6. The method for fine tuning a BERT model with external knowledge fused thereto according to claim 1, wherein the step of fusing a sentence vector, a part-of-speech vector, and an original-sense vector of the chinese sentence according to a preset fusion rule to perform fine tuning of the BERT model comprises:

respectively inputting the part-of-speech vector and the original sense vector of the Chinese sentence into a preset second cyclic neural network to obtain the part-of-speech sentence vector and the original sense sentence vector of the Chinese sentence;

and splicing the part-of-speech sentence vector, the primitive sentence vector and the sentence vector of the Chinese sentence to finish fine adjustment of the BERT model.

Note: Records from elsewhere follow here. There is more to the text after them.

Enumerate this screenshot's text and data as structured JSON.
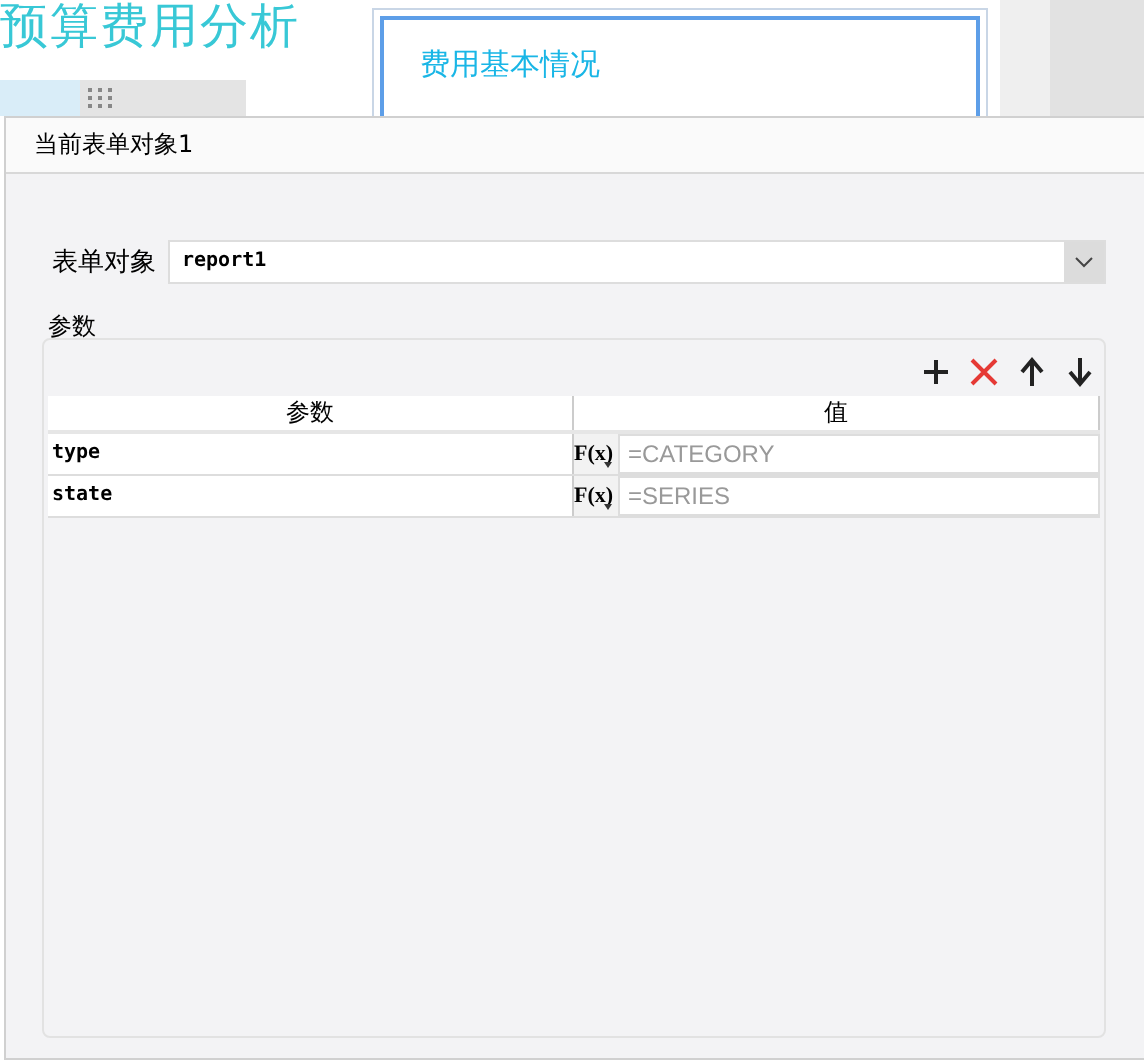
{
  "background": {
    "report_title": "预算费用分析",
    "widget_title": "费用基本情况"
  },
  "dialog": {
    "title": "当前表单对象1",
    "form_object": {
      "label": "表单对象",
      "value": "report1"
    },
    "params": {
      "legend": "参数",
      "columns": [
        "参数",
        "值"
      ],
      "rows": [
        {
          "name": "type",
          "formula": "F(x)",
          "value": "=CATEGORY"
        },
        {
          "name": "state",
          "formula": "F(x)",
          "value": "=SERIES"
        }
      ]
    }
  }
}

7. A fine-tuning device of a BERT model fusing external knowledge, comprising:

8. The external knowledge fused BERT model fine-tuning apparatus as claimed in claim 7, wherein the first obtaining unit comprises:

the word segmentation unit is used for carrying out word segmentation processing on the Chinese sentence to obtain a word in the Chinese sentence;

and the third acquisition unit is used for inputting the words into the BERT model to obtain word vectors of the words and constructing sentence vectors of the Chinese sentences according to the word vectors.

9. A computer device comprising a memory, a processor and a computer program stored on the memory and executable on the processor, characterized in that the processor implements the method of fine tuning of the external knowledge fused BERT model according to any one of claims 1 to 6 when executing the computer program.

10. A computer-readable storage medium, characterized in that the computer-readable storage medium stores a computer program which, when executed by a processor, causes the processor to carry out the method of fine tuning of an external knowledge fused BERT model according to any one of claims 1 to 6.